Date: Wed, 28 Sep 2005 22:08:00 -0300
Reply-To: Hector Maletta <firstname.lastname@example.org>
Sender: "SPSSX(r) Discussion" <SPSSX-L@LISTSERV.UGA.EDU>
From: Hector Maletta <email@example.com>
Subject: Re: data screening help
Content-Type: text/plain; charset="US-ASCII"
Regarding one point made by Richard Ristow I have included a brief comment
> >You said that "the assumption is normality of the residuals,
> not of the
> >body of the data." I'm not too familar with residuals (not
> yet anyway),
> >but aren't residuals usually inspected post-analysis via multiple
> >regression? If so, this suggests that I can start my main
> analyses now
> >and then screen for normality later. But if I did this, what
> would the
> >implications be of finding residuals that suggested non-normality?
To this Richard responded:
> I'm getting out of my depth here. Try, say, Hector Maletta directly.
[Thanks, Richard, for your high expectations about my depth].
> Briefly, as I wrote, the methods are mostly pretty robust
> against modest deviations from normality. I certainly
> wouldn't worry simply because the skewness or kurtosis
> statistics can be shown to be non-zero. Do worry about long
> 'tails' away from the center of the distribution - "outliers."
That's it, mostly, and well within your depth apparently. Given the
procedures to estimate regression equations, it is highly likely that for
all levels of Y the observed values of the DV are distributed above and
below the regression line, i.e. above and below the expected value of Y.
That distribution, ideally, should be normal at all values of Y. This may be
violated in many ways. As Richard said, small deviations from normality are
not very important. More severe deviations may appear, for instance, as
A) For certain values of Y, typically some range of high values, observed
values lie mostly above, or mostly below, the regression line.
B) For certain values of Y, there is a large number of observed values one
side of the regression line, and some or very few outliers far away on the
If this happens only at the extremes of the Y distribution, i.e. for very
high or very low values, where few cases appear anyway, do not worry much.
If that happens in the middle part of the Y range, start worrying.

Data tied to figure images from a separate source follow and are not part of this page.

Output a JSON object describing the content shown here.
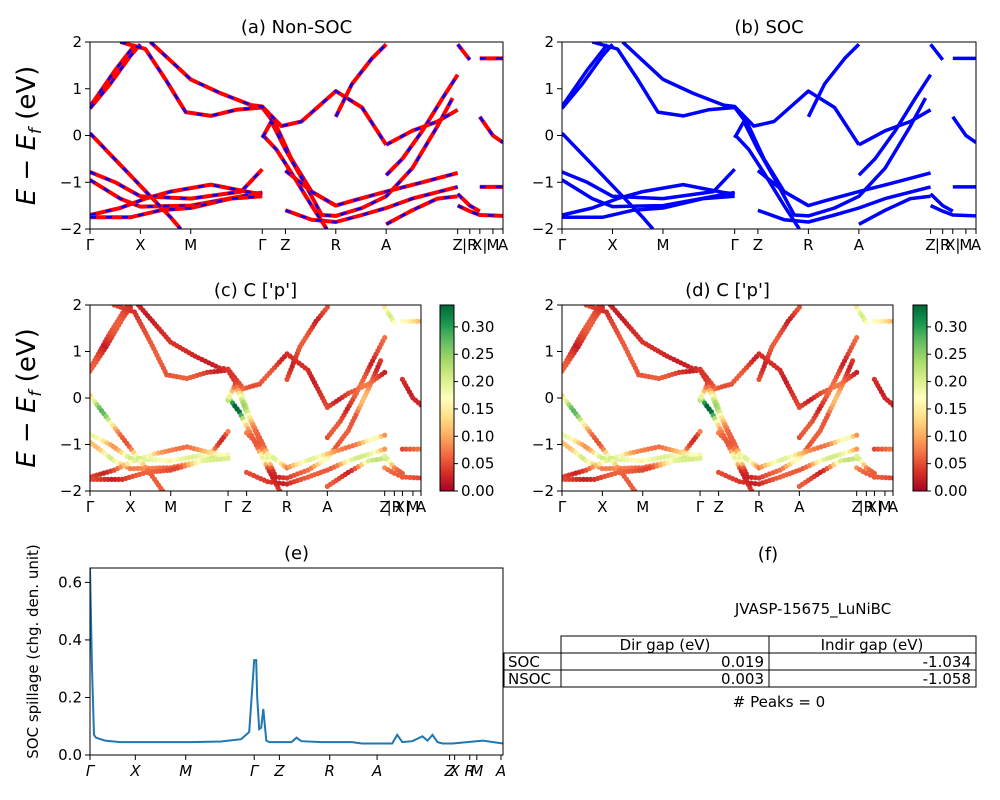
{
  "chart_data": [
    {
      "id": "a",
      "type": "line",
      "title": "(a) Non-SOC",
      "ylabel": "E - E_f (eV)",
      "ylim": [
        -2,
        2
      ],
      "yticks": [
        -2,
        -1,
        0,
        1,
        2
      ],
      "kpath": [
        {
          "label": "Γ",
          "x": 0.0
        },
        {
          "label": "X",
          "x": 0.5
        },
        {
          "label": "M",
          "x": 1.0
        },
        {
          "label": "Γ",
          "x": 1.71
        },
        {
          "label": "Z",
          "x": 1.94
        },
        {
          "label": "R",
          "x": 2.44
        },
        {
          "label": "A",
          "x": 2.94
        },
        {
          "label": "Z",
          "x": 3.65
        },
        {
          "label": "|R",
          "x": 3.77
        },
        {
          "label": "X|",
          "x": 3.87
        },
        {
          "label": "M",
          "x": 4.0
        },
        {
          "label": "A",
          "x": 4.1
        }
      ],
      "xlim": [
        0,
        4.1
      ],
      "series_colors": [
        "#ff0000",
        "#0000ff"
      ],
      "bands": [
        [
          [
            0,
            0.62
          ],
          [
            0.25,
            1.4
          ],
          [
            0.45,
            1.95
          ]
        ],
        [
          [
            0,
            0.58
          ],
          [
            0.2,
            1.1
          ],
          [
            0.4,
            1.7
          ],
          [
            0.5,
            1.95
          ]
        ],
        [
          [
            0.3,
            2
          ],
          [
            0.55,
            1.85
          ],
          [
            0.75,
            1.2
          ],
          [
            0.95,
            0.5
          ],
          [
            1.2,
            0.42
          ],
          [
            1.45,
            0.55
          ],
          [
            1.71,
            0.6
          ],
          [
            1.85,
            0.2
          ],
          [
            2.0,
            -0.5
          ],
          [
            2.2,
            -1.2
          ],
          [
            2.44,
            -1.5
          ]
        ],
        [
          [
            0.6,
            2
          ],
          [
            0.8,
            1.6
          ],
          [
            1.0,
            1.2
          ],
          [
            1.3,
            0.9
          ],
          [
            1.6,
            0.65
          ],
          [
            1.71,
            0.62
          ],
          [
            1.9,
            0.2
          ],
          [
            2.1,
            0.3
          ],
          [
            2.44,
            0.95
          ],
          [
            2.7,
            0.6
          ],
          [
            2.94,
            -0.2
          ]
        ],
        [
          [
            0,
            -0.78
          ],
          [
            0.25,
            -1.0
          ],
          [
            0.5,
            -1.3
          ],
          [
            1.0,
            -1.35
          ],
          [
            1.5,
            -1.2
          ],
          [
            1.71,
            -0.72
          ]
        ],
        [
          [
            0,
            -0.95
          ],
          [
            0.3,
            -1.35
          ],
          [
            0.5,
            -1.52
          ],
          [
            1.0,
            -1.5
          ],
          [
            1.5,
            -1.3
          ],
          [
            1.71,
            -1.22
          ]
        ],
        [
          [
            0,
            -1.7
          ],
          [
            0.3,
            -1.55
          ],
          [
            0.55,
            -1.35
          ],
          [
            0.8,
            -1.2
          ],
          [
            1.2,
            -1.05
          ],
          [
            1.6,
            -1.22
          ],
          [
            1.71,
            -1.25
          ]
        ],
        [
          [
            0,
            -1.75
          ],
          [
            0.4,
            -1.75
          ],
          [
            0.7,
            -1.6
          ],
          [
            1.0,
            -1.55
          ],
          [
            1.4,
            -1.35
          ],
          [
            1.71,
            -1.3
          ]
        ],
        [
          [
            0,
            0.05
          ],
          [
            0.2,
            -0.4
          ],
          [
            0.4,
            -0.85
          ],
          [
            0.6,
            -1.3
          ],
          [
            0.8,
            -1.75
          ],
          [
            0.9,
            -2
          ]
        ],
        [
          [
            1.71,
            0.02
          ],
          [
            1.85,
            -0.3
          ],
          [
            2.0,
            -0.8
          ],
          [
            2.2,
            -1.5
          ],
          [
            2.35,
            -2
          ]
        ],
        [
          [
            1.71,
            -0.05
          ],
          [
            1.8,
            0.3
          ],
          [
            1.94,
            -0.3
          ],
          [
            2.1,
            -0.9
          ],
          [
            2.3,
            -1.7
          ],
          [
            2.44,
            -1.72
          ],
          [
            2.7,
            -1.55
          ],
          [
            2.94,
            -1.3
          ],
          [
            3.2,
            -0.7
          ],
          [
            3.45,
            0.2
          ],
          [
            3.6,
            0.8
          ]
        ],
        [
          [
            1.94,
            -0.75
          ],
          [
            2.2,
            -1.2
          ],
          [
            2.44,
            -1.5
          ],
          [
            2.6,
            -1.4
          ],
          [
            2.94,
            -1.2
          ],
          [
            3.3,
            -1.0
          ],
          [
            3.65,
            -0.8
          ]
        ],
        [
          [
            1.94,
            -1.6
          ],
          [
            2.2,
            -1.8
          ],
          [
            2.44,
            -1.85
          ],
          [
            2.7,
            -1.7
          ],
          [
            2.94,
            -1.55
          ],
          [
            3.2,
            -1.35
          ],
          [
            3.65,
            -1.1
          ]
        ],
        [
          [
            2.44,
            0.4
          ],
          [
            2.6,
            1.1
          ],
          [
            2.8,
            1.65
          ],
          [
            2.94,
            1.95
          ]
        ],
        [
          [
            2.94,
            -0.85
          ],
          [
            3.1,
            -0.5
          ],
          [
            3.3,
            0.1
          ],
          [
            3.5,
            0.8
          ],
          [
            3.65,
            1.3
          ]
        ],
        [
          [
            2.94,
            -0.2
          ],
          [
            3.2,
            0.1
          ],
          [
            3.45,
            0.3
          ],
          [
            3.65,
            0.55
          ]
        ],
        [
          [
            2.94,
            -1.9
          ],
          [
            3.2,
            -1.6
          ],
          [
            3.45,
            -1.35
          ],
          [
            3.65,
            -1.3
          ]
        ],
        [
          [
            3.65,
            -1.25
          ],
          [
            3.77,
            -1.5
          ],
          [
            3.87,
            -1.62
          ]
        ],
        [
          [
            3.65,
            -1.5
          ],
          [
            3.77,
            -1.62
          ],
          [
            3.87,
            -1.7
          ],
          [
            4.1,
            -1.72
          ]
        ],
        [
          [
            3.87,
            -1.1
          ],
          [
            4.1,
            -1.1
          ]
        ],
        [
          [
            3.65,
            1.95
          ],
          [
            3.77,
            1.62
          ]
        ],
        [
          [
            3.87,
            0.4
          ],
          [
            4.0,
            0.0
          ],
          [
            4.1,
            -0.15
          ]
        ],
        [
          [
            3.87,
            1.65
          ],
          [
            4.1,
            1.65
          ]
        ]
      ]
    },
    {
      "id": "b",
      "type": "line",
      "title": "(b) SOC",
      "ylim": [
        -2,
        2
      ],
      "yticks": [
        -2,
        -1,
        0,
        1,
        2
      ],
      "kpath_ref": "a",
      "series_colors": [
        "#0000ff"
      ]
    },
    {
      "id": "c",
      "type": "scatter",
      "title": "(c)  C ['p']",
      "ylabel": "E - E_f (eV)",
      "ylim": [
        -2,
        2
      ],
      "yticks": [
        -2,
        -1,
        0,
        1,
        2
      ],
      "kpath_ref": "a",
      "colorbar": {
        "ticks": [
          "0.00",
          "0.05",
          "0.10",
          "0.15",
          "0.20",
          "0.25",
          "0.30"
        ],
        "max": 0.34,
        "colormap": "RdYlGn"
      }
    },
    {
      "id": "d",
      "type": "scatter",
      "title": "(d) C ['p']",
      "ylim": [
        -2,
        2
      ],
      "yticks": [
        -2,
        -1,
        0,
        1,
        2
      ],
      "kpath_ref": "a",
      "colorbar": {
        "ticks": [
          "0.00",
          "0.05",
          "0.10",
          "0.15",
          "0.20",
          "0.25",
          "0.30"
        ],
        "max": 0.34,
        "colormap": "RdYlGn"
      }
    },
    {
      "id": "e",
      "type": "line",
      "title": "(e)",
      "ylabel": "SOC spillage (chg. den. unit)",
      "ylim": [
        0,
        0.65
      ],
      "yticks": [
        "0.0",
        "0.2",
        "0.4",
        "0.6"
      ],
      "xlim": [
        0,
        4.1
      ],
      "kpath_italic": [
        {
          "label": "Γ",
          "x": 0.0
        },
        {
          "label": "X",
          "x": 0.45
        },
        {
          "label": "M",
          "x": 0.95
        },
        {
          "label": "Γ",
          "x": 1.63
        },
        {
          "label": "Z",
          "x": 1.88
        },
        {
          "label": "R",
          "x": 2.38
        },
        {
          "label": "A",
          "x": 2.85
        },
        {
          "label": "Z",
          "x": 3.57
        },
        {
          "label": "X",
          "x": 3.62
        },
        {
          "label": "R",
          "x": 3.77
        },
        {
          "label": "M",
          "x": 3.84
        },
        {
          "label": "A",
          "x": 4.08
        }
      ],
      "color": "#1f77b4",
      "x": [
        0,
        0.02,
        0.04,
        0.06,
        0.15,
        0.3,
        0.6,
        1.0,
        1.3,
        1.5,
        1.58,
        1.63,
        1.65,
        1.66,
        1.68,
        1.7,
        1.72,
        1.75,
        1.78,
        1.8,
        1.85,
        2.0,
        2.05,
        2.1,
        2.3,
        2.6,
        2.7,
        3.0,
        3.05,
        3.1,
        3.2,
        3.3,
        3.35,
        3.4,
        3.45,
        3.5,
        3.6,
        3.9,
        4.1
      ],
      "y": [
        0.65,
        0.3,
        0.07,
        0.06,
        0.05,
        0.045,
        0.045,
        0.045,
        0.047,
        0.055,
        0.08,
        0.33,
        0.33,
        0.2,
        0.09,
        0.095,
        0.16,
        0.05,
        0.045,
        0.045,
        0.045,
        0.045,
        0.06,
        0.048,
        0.045,
        0.045,
        0.04,
        0.04,
        0.07,
        0.045,
        0.048,
        0.065,
        0.05,
        0.07,
        0.045,
        0.04,
        0.04,
        0.05,
        0.04
      ]
    }
  ],
  "panel_f": {
    "title": "(f)",
    "subtitle": "JVASP-15675_LuNiBC",
    "columns": [
      "",
      "Dir gap (eV)",
      "Indir gap (eV)"
    ],
    "rows": [
      {
        "label": "SOC",
        "dir": "0.019",
        "indir": "-1.034"
      },
      {
        "label": "NSOC",
        "dir": "0.003",
        "indir": "-1.058"
      }
    ],
    "peaks": "# Peaks = 0"
  }
}
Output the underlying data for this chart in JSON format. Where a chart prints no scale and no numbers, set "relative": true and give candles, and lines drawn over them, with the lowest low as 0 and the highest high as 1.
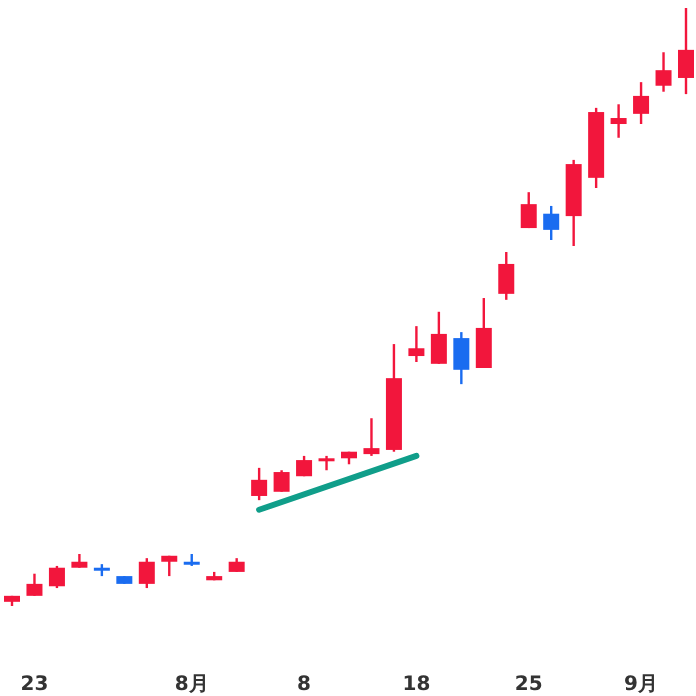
{
  "chart_data": {
    "type": "candlestick",
    "relative": true,
    "categories": [
      null,
      "23",
      null,
      null,
      null,
      null,
      null,
      null,
      "8月",
      null,
      null,
      null,
      null,
      "8",
      null,
      null,
      null,
      null,
      "18",
      null,
      null,
      null,
      null,
      "25",
      null,
      null,
      null,
      null,
      "9月",
      null,
      null
    ],
    "ohlc": [
      [
        0.007,
        0.017,
        0,
        0.017
      ],
      [
        0.017,
        0.054,
        0.017,
        0.037
      ],
      [
        0.033,
        0.067,
        0.03,
        0.064
      ],
      [
        0.064,
        0.087,
        0.064,
        0.074
      ],
      [
        0.064,
        0.07,
        0.05,
        0.06
      ],
      [
        0.05,
        0.05,
        0.037,
        0.037
      ],
      [
        0.037,
        0.08,
        0.03,
        0.074
      ],
      [
        0.074,
        0.084,
        0.05,
        0.084
      ],
      [
        0.074,
        0.087,
        0.067,
        0.07
      ],
      [
        0.043,
        0.057,
        0.043,
        0.05
      ],
      [
        0.057,
        0.08,
        0.057,
        0.074
      ],
      [
        0.184,
        0.231,
        0.177,
        0.211
      ],
      [
        0.191,
        0.227,
        0.191,
        0.224
      ],
      [
        0.217,
        0.251,
        0.217,
        0.244
      ],
      [
        0.244,
        0.251,
        0.227,
        0.247
      ],
      [
        0.247,
        0.258,
        0.237,
        0.258
      ],
      [
        0.254,
        0.314,
        0.251,
        0.264
      ],
      [
        0.261,
        0.438,
        0.258,
        0.381
      ],
      [
        0.418,
        0.468,
        0.408,
        0.431
      ],
      [
        0.405,
        0.492,
        0.405,
        0.455
      ],
      [
        0.448,
        0.458,
        0.371,
        0.395
      ],
      [
        0.398,
        0.515,
        0.398,
        0.465
      ],
      [
        0.522,
        0.592,
        0.512,
        0.572
      ],
      [
        0.632,
        0.692,
        0.632,
        0.672
      ],
      [
        0.656,
        0.669,
        0.612,
        0.629
      ],
      [
        0.652,
        0.746,
        0.602,
        0.739
      ],
      [
        0.716,
        0.833,
        0.699,
        0.826
      ],
      [
        0.806,
        0.839,
        0.783,
        0.816
      ],
      [
        0.823,
        0.876,
        0.806,
        0.853
      ],
      [
        0.87,
        0.926,
        0.86,
        0.896
      ],
      [
        0.883,
        1,
        0.856,
        0.93
      ]
    ],
    "colors": [
      "#f2163c",
      "#f2163c",
      "#f2163c",
      "#f2163c",
      "#1a6cf0",
      "#1a6cf0",
      "#f2163c",
      "#f2163c",
      "#1a6cf0",
      "#f2163c",
      "#f2163c",
      "#f2163c",
      "#f2163c",
      "#f2163c",
      "#f2163c",
      "#f2163c",
      "#f2163c",
      "#f2163c",
      "#f2163c",
      "#f2163c",
      "#1a6cf0",
      "#f2163c",
      "#f2163c",
      "#f2163c",
      "#1a6cf0",
      "#f2163c",
      "#f2163c",
      "#f2163c",
      "#f2163c",
      "#f2163c",
      "#f2163c"
    ],
    "series": [
      {
        "type": "line",
        "color": "#109e8a",
        "values": [
          null,
          null,
          null,
          null,
          null,
          null,
          null,
          null,
          null,
          null,
          null,
          0.161,
          null,
          null,
          null,
          null,
          null,
          null,
          0.251,
          null,
          null,
          null,
          null,
          null,
          null,
          null,
          null,
          null,
          null,
          null,
          null
        ]
      }
    ]
  }
}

This has nothing to do with the distribution of Y or the distribution of the
IV by themselves. They may or may not be normally distributed.
Besides the requirement that residuals are [approximately] normally
distributed about the regression line, regression requires also that the
variance of the residuals distribution is the same for all values of Y.
Differences in this variance for different values of Y is called
heterokedasticity (equal variances is homokedasticity). The average residual
(in absolute value) should be approximately the same for all values of Y to
avoit heterokedasticity. Suppose the DV is income; this means that your
average error in predicting income should be more or less the same for small
and for large incomes. In the case of incomes this is not likely when you
deal in dollars (you would err by more when the income is larger), and that
is one reason to transform income into the logarithm of income.
The other reason for using log income is not statistical but economic: in
economic terms the effect of income on the behavior of people is concerned
with proportional increases in income rather than with absolute increases
(10% more income would have similar effects no matter if you earn $10,000 or
$50,000, whereas an increase of $1,000 would have different effects
depending on your income level). In other cases this is not necessarily
true. For instance, the extra energy you need in your heater or air
conditioner in order to increase room temperature by 10 degrees is
approximately the same no matter if initial temperature is 30 or 70 degrees
F. The effect on your budget of increasing temperature by 10 degrees is
(largely) independent of initial temperature, and so you should construct
your model with the absolute amount of energy, not the logarithm.